С этого он и начал разговор, когда в очередной раз вызвал к себе командира разведроты дивизии капитана Чибисова. Разговор был недолгим. Чибисов сам попросился возглавить новую группу и взять с собой только проверенных бойцов — свой «Брестский квартет».

— А что, вас опять четверо? — с улыбкой спросил Андреев. — Кого-то еще все-таки решились принять в свое знаменитое трио?

— Никак нет, товарищ полковник, нашелся старый товарищ — Соловец. Помните того морячка, что пристал к нам в Бресте? Жизнь мне тогда спас — немца подсвечником завалил…

И радостно поблескивая глазами, Чибисов рассказал, как около месяца назад шел вдоль строя очередной маршевой роты (по давно заведенной традиции разведчики первыми отбирали себе бойцов) и вдруг с криком: «Товарищ капитан!» к нему выскочил маленький, до боли знакомый лопоухий солдатик — только бы бескозырку вместо пилотки да усы сбрить.

— Соловец? Морячок, говоришь… Ах да, что-то припоминаю. И как он? — сощурился Андреев.

— Был в плену, партизанил… После ранения направлен к нам на Второй Украинский. Сразу же взял его к себе.

— А парень-то надежный? В плену, говоришь, был?

— Обижаете, товарищ полковник. Он свою вину кровью смыл, в штрафной роте, — Чибисов так и подскочил на стуле. — Да и вообще, я этим троим как самому себе!..

— Ну не горячись, не горячись. Тебе — верю! Квартет, так квартет. Сроку вам — две недели. На подготовку — пять дней. Больше, пойми, не могу. Времени и так в обрез. Горного инструктора вам тоже пришлю. Так что действуй, капитан.
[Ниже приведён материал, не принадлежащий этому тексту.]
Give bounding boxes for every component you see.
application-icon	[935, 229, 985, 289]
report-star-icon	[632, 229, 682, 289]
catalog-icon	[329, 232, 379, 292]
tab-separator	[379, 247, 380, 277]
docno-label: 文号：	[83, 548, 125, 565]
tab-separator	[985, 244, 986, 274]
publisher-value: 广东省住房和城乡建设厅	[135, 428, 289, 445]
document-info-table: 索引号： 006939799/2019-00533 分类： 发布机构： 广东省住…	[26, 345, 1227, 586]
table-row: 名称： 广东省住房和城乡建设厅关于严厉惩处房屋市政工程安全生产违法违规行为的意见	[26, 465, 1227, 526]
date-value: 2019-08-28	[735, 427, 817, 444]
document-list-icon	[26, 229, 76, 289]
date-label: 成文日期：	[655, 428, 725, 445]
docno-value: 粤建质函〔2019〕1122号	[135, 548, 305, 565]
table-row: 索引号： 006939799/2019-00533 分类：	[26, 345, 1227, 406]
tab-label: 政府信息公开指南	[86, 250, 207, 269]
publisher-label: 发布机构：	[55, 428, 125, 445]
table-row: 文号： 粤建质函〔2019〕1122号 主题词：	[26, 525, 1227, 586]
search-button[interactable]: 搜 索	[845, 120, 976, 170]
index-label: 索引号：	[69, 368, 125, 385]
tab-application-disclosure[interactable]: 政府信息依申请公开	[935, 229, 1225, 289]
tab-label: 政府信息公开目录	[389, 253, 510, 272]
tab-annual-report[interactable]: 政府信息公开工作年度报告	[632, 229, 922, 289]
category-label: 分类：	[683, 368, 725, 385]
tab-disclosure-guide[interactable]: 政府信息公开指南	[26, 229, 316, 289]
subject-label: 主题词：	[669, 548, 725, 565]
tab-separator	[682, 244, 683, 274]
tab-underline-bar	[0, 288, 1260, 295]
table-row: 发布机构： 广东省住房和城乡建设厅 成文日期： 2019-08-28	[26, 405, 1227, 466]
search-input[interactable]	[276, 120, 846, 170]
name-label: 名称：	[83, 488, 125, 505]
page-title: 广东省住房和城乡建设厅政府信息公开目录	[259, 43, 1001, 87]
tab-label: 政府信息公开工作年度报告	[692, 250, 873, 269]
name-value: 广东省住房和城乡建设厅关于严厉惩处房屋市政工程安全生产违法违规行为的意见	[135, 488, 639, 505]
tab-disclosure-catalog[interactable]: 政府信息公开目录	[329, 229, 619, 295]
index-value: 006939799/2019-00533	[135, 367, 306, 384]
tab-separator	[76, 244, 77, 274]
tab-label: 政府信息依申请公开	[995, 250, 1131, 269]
Чибисов козырнул и направился к выходу.

— И вот еще что… — уже на пороге остановил его Андреев. — Ты там особенно не геройствуй. Ваша задача — обнаружить аэродром и сообщить его координаты. И все. А дальше уже наши бомберы поработают.

Про геройство Андреев говорил не случайно. В декабре сорок третьего разведгруппа капитана Чибисова захватила в плен группу немцев. У одного из захваченных нашли альбом с фотографиями. Таких альбомов разведчики повидали за свой фронтовой век немало: счастливые фрау на залитых солнцем лужайках; улыбчивые немецкие солдаты на фоне какой-нибудь европейской достопримечательности; первые дни вторжения с трупами красноармейцев, разбитой техникой и оборванными детьми с немецкими шоколадками в руках; первая зима и похороны погибших товарищей — бесстрастная фиксация страшного исходящего кровью времени. Но один из снимков — на нем была запечатлена группа пленных советских женщин, — внезапно привлек внимание бегло просматривающего альбом Чибисова. Всегда спокойный и выдержанный, он вдруг затрясся нервной дрожью, неожиданно для всех подскочил и мертвой хваткой вцепился в хозяина фотографий.

— Откуда у тебя это фото?! Откуда? — закричал капитан и так рванул немца за воротник тоненькой долгополой шинельки, что полетели прочь с мясом выдранные пуговицы, но офицер только хрипел и полуобморочно закатывал глаза — он был ранен в плечо и едва что-либо соображал от боли и страха. Разведчики едва оттащили своего командира…

Потом, на допросе немец сказал, что снимок сделан в первый день войны в Брестской крепости, и что на нем — жены комсостава и медсестры. Немцы, штурмуя казармы, пытались использовать их в качестве живого щита, а потом расстреляли. Всех.

— Но я не расстреливал, я только фотографировал, — добавил он испуганно, видя, как наливаются кровью глаза русского капитана.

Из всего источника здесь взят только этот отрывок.